È qui che sorge il Complesso Olimpico di Ashgabat (Aşgabat Olimpiýa Şäherçesi), uno dei più imponenti d’Asia, che dal 17 al 27 settembre ha ospitato i 2017 Asian Indoor and Martial Arts Games, manifestazione sportiva quadriennale di 339 eventi in 21 sport: cinque sport olimpici (ciclismo, equitazione, sollevamento pesi, lotta e taekwondo), cinque sport olimpici disputati solo nelle varianti non olimpiche (atletica, basket, calcio, nuoto e tennis) e undici sport non olimpici (biliardo, bowling, danza sportiva, scacchi, Ju-jitsu, Kurash, Muay thai, Sambo, kickboxing, belt wrestling e lotta tradizionale). Oltre 4.012 atleti provenienti da 63 Paesi d’Asia e Oceania e un flusso stimato di 150.000 turisti stranieri. Una manifestazione fortemente voluta dal presidente Gurbanguly Berdimuhamedow, nella quale gli atleti turkmeni hanno spadroneggiato in modo inaspettato, alimentando qualche dubbio al riguardo: 245 medaglie, di cui 89 ori, e il primato sulla Cina ferma a 97 medaglie (42 ori).

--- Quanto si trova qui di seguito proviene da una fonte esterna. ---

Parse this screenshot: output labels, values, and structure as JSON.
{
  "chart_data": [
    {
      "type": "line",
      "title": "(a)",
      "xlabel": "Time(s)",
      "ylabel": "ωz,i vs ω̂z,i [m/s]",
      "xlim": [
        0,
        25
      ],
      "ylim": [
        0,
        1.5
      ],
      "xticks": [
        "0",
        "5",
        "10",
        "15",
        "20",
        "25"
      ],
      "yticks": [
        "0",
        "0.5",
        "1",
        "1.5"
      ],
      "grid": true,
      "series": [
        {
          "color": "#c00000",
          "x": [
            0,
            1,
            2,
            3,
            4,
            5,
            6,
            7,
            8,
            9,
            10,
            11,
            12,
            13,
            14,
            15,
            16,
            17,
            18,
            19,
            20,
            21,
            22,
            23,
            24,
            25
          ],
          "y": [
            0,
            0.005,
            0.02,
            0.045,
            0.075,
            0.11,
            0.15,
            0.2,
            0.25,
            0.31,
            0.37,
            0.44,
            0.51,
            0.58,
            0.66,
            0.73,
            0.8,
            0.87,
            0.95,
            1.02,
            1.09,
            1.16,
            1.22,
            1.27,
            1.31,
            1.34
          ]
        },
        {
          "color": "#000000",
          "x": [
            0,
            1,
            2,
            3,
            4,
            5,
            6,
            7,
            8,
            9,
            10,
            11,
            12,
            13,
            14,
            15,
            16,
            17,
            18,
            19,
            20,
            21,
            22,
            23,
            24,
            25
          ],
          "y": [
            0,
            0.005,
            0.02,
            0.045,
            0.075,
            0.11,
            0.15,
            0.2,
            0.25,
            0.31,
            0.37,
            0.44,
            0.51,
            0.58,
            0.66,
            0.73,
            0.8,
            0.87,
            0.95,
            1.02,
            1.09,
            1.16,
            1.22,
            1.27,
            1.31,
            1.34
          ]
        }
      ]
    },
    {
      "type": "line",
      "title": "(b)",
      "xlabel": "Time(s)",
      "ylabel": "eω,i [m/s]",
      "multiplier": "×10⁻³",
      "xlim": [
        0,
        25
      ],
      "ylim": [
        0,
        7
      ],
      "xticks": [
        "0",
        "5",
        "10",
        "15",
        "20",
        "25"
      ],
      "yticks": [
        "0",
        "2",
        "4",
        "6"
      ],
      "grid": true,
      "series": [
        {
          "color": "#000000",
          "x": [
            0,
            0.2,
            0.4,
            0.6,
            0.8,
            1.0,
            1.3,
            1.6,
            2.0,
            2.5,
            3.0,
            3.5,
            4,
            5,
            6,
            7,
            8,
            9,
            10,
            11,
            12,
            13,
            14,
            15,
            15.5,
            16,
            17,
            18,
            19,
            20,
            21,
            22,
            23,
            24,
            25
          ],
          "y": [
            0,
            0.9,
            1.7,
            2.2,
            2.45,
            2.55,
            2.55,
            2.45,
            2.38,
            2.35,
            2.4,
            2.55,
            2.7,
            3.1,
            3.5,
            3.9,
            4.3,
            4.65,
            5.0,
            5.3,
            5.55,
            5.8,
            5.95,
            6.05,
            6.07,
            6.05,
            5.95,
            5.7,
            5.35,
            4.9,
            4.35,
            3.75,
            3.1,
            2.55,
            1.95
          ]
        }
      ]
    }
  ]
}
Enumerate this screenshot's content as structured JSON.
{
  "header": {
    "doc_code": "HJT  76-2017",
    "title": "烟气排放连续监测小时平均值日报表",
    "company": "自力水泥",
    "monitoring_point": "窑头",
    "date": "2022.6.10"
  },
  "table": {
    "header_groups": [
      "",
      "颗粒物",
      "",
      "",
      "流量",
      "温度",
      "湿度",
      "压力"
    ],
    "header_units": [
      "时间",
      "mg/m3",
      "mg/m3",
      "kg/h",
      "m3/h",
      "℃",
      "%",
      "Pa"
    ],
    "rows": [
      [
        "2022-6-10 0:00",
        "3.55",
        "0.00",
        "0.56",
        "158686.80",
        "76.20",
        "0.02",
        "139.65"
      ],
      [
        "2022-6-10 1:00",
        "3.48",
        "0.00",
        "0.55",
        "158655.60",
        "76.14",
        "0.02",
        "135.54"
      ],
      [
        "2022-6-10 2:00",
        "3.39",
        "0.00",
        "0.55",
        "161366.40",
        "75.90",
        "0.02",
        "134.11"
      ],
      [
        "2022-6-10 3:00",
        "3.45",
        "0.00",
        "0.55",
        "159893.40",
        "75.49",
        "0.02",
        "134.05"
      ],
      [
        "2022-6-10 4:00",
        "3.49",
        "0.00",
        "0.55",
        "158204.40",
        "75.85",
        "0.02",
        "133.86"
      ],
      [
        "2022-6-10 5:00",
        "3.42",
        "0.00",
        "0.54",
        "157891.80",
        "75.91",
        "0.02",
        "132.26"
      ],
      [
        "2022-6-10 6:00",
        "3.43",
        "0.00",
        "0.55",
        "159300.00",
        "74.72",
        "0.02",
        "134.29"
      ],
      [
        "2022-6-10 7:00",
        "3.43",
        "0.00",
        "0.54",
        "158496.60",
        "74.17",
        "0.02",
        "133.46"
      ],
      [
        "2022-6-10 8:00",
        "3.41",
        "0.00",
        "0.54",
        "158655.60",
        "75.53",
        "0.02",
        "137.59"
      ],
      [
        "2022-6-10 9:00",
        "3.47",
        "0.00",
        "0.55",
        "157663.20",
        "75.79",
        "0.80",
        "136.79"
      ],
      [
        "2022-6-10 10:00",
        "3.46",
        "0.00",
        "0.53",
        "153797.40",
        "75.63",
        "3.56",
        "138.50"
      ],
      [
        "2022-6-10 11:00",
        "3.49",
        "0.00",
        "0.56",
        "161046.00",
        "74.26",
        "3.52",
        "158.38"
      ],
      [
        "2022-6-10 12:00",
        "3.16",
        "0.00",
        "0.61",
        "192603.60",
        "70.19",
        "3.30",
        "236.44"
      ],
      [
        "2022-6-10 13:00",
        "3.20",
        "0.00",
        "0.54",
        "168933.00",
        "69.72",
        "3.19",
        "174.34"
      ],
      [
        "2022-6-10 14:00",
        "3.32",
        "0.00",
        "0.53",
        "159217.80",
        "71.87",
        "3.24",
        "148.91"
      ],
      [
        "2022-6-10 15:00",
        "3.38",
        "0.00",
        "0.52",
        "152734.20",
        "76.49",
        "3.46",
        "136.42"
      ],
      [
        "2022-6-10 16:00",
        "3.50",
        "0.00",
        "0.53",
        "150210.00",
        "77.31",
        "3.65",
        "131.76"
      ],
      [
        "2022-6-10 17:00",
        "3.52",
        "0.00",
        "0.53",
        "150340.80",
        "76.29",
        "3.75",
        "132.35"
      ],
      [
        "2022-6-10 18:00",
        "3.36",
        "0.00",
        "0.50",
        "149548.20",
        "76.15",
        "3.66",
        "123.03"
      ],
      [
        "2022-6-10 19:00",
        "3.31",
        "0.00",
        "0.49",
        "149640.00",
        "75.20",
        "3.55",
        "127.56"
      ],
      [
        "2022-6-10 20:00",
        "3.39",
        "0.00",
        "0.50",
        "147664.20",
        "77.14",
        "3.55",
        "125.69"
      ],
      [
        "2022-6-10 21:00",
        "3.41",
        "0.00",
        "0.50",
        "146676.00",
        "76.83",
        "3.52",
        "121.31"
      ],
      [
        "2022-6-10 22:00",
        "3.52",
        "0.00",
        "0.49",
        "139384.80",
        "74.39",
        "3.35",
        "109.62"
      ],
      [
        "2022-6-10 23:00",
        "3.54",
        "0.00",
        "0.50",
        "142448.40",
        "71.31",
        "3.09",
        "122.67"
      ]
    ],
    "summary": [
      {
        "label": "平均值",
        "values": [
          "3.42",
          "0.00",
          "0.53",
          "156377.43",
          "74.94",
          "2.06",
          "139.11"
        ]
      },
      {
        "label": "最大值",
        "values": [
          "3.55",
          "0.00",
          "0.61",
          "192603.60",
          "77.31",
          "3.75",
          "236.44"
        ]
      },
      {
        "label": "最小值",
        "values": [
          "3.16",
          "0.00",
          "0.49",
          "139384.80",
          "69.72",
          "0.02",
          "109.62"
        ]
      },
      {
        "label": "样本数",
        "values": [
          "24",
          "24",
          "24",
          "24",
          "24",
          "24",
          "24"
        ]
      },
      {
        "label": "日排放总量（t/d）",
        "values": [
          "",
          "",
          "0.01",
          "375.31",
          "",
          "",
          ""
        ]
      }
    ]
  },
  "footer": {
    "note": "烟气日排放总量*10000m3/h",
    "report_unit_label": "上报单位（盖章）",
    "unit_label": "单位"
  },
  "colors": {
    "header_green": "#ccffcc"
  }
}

I lavori per l’Ashgabat Olympic Complex sono iniziati in seguito alla nomina del 2010 da parte del Consiglio Olimpico d’Asia (OCA). Nel 2013 è stato demolito il recente stadio presente nella zona, dopo appena 10 anni di attività, per costruire il nuovo Stadio Olimpico, denominato in tal modo nonostante non abbia alcun riconoscimento ufficiale da parte del CIO. Impianto imponente da 45.000 posti, sormontato sulla copertura da una gigantesca ricostruzione di una testa di cavallo Akhal-Teke, simbolo del Paese, è stato rivestito di bianco, in parte marmo, per volontà presidenziale ed è abbellito da decorazioni d’oro e di brillanti. Il complesso di oltre 147 ettari possiede 30 strutture, compresi 15 impianti per le competizioni (4 arene indoor, un velodromo indoor, 2 campi esterni e 2 centri acquatici, indoor e outdoor), un villaggio sportivo per gli atleti, un centro medico di riabilitazione paralimpica, un Business Center e un Media Center.
Poi, centri culturali e commerciali, due alberghi a 5 stelle, ristoranti e negozi. L’intera zona è servita da nuovi passaggi pedonali e da una monorotaia interna di 5,2 km con 8 stazioni. Il costo totale del progetto della società di costruzioni turca Polimeks è stato di 5 miliardi di dollari, record di spesa per qualsiasi torneo AIMAG. Una spesa indubbiamente eccessiva e controversa soprattutto quando si vede che la carenza di denaro pubblico ha necessitato l’aumento della tassazione dell’ordine anche del 15-20% sui salari dei lavoratori turkmeni per finanziare l’opera faraonica. Inoltre, il tutto viene acuito dalle gravi accuse mosse al governo di aver eliminato per la stessa ragione i sussidi pubblici di acqua, gas ed elettricità e di aver sfollato migliaia di persone da diverse parti della città per migliorarne il decoro. A conclusione dell’evento tutto è tornato alla sua fredda immobilità. Le strade e gli impianti sono praticamente vuoti, il marmo risplende tra l’aria grigia di smog e il vento carico di sabbia. Una sensazione persa tra la tristezza e la meraviglia coglie lo spettatore dinanzi alla bellezza cristallizzata nel cuore del nulla. Decisamente un manifesto di propaganda in marmo bianco.